W domu jesteśmy już od tygodnia. Opowiedzieliśmy wszystkim co się stało i każdy był wstrząśnięty. Od tygodnia wszyscy latają koło Rosalie jakby była jakąś księżniczką, co niezmiernie ją denerwuje, ale robimy to, ponieważ się o nią martwimy. Stan Rosalie niby się polepszył, ale nadal jest słaba. Teraz przynajmniej może chodzić o własnych siłach i jeść, nie zwracając wszystkiego. Nadal strasznie się o nią boję. Carlisle bada ją codziennie i stara się jak może.
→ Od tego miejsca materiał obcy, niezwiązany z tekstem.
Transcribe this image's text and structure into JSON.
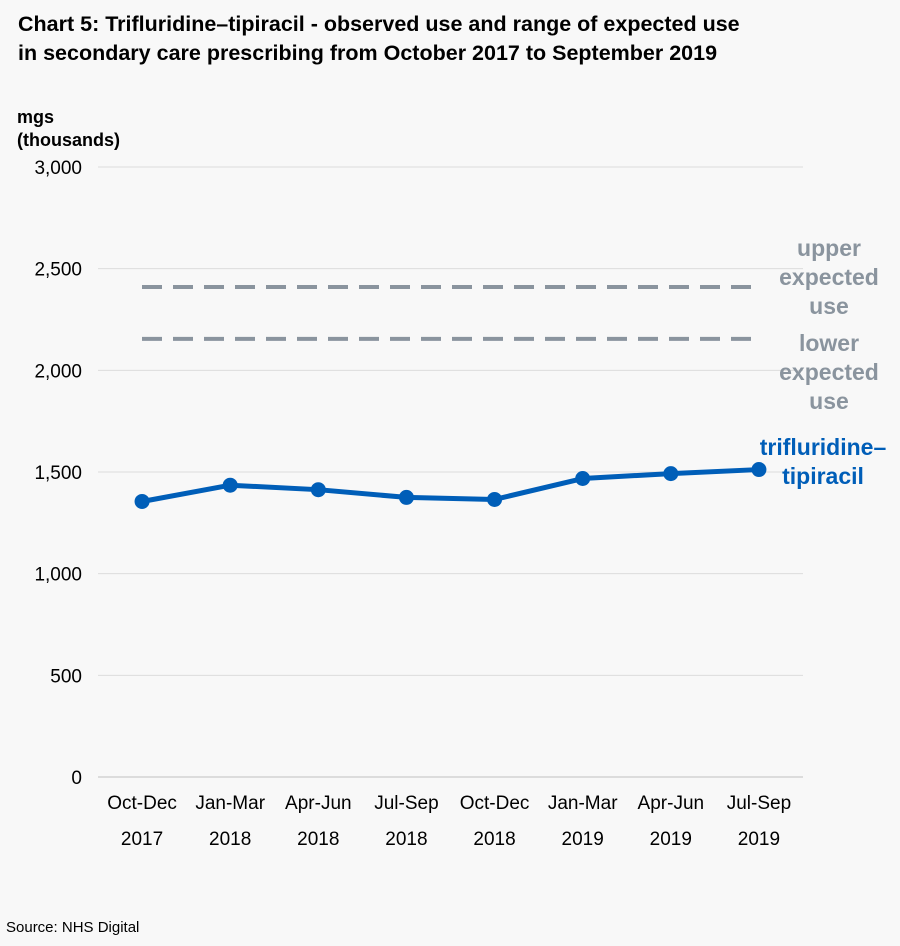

Szuka informacji w swoich książkach, internecie, ale jeszcze nie wie co jej jest. Za tydzień wyprowadzamy się z Forks, ponieważ Edward, Bella i Renesmee są już tu za długo i ludzie zaczynają gadać, a my nie chcemy ich zostawić. Teraz leżę koło mojej Rosalie, która smacznie śpi. Gdy się obudzi, pójdziemy na polowanie, czyli ja będę polować, a Rose tylko się pożywi. Ostatnio zrobiła się bardzo łakoma i dużo je. Wczoraj zjadła nawet kanapkę z dżemem, a co dziwniejsze, smakowało jej. Ludzkie jedzenie.. Nie wiem co jej jest. Tak jakby stawała się ponownie człowiekiem, ale to jest niemożliwe.! No cóż.. Gdy wrócimy z polowania, będę musiał jechać z resztą rodziny do Denali, gdzie przez najbliższe lata będziemy mieszkać, aby załatwić ostatnie formalności. Każdy będzie miał oddzielny dom. Ja z Rosalie,  Edward z Bellą i Renesmee, Jasper z Alice i Carlisle z Esme. Choć każdy mieszka w innym domu, stoją one koło siebie, więc będziemy bliskimi sąsiadami. Niedaleko nas mieszkają także Denalczycy. Podczas mojej nieobecności, Bella będzie się opiekować Rosalie, ponieważ nie chciałem zostawić jej samej. Z Bellą zostanie Renesmee, więc Rose będzie szczęśliwa. Obecność Małej dobrze na nią działa.
- Gdzie się wybierasz.? - zaspanym głosem odezwała się Rode, gdy tylko podniosłem się z łóżka.
- Myślałem, że śpisz.
- Już nie. Powiesz mi gdzie chciałeś iść? - zapytała, po czym ziewnęła i przeciągnęła się ospale.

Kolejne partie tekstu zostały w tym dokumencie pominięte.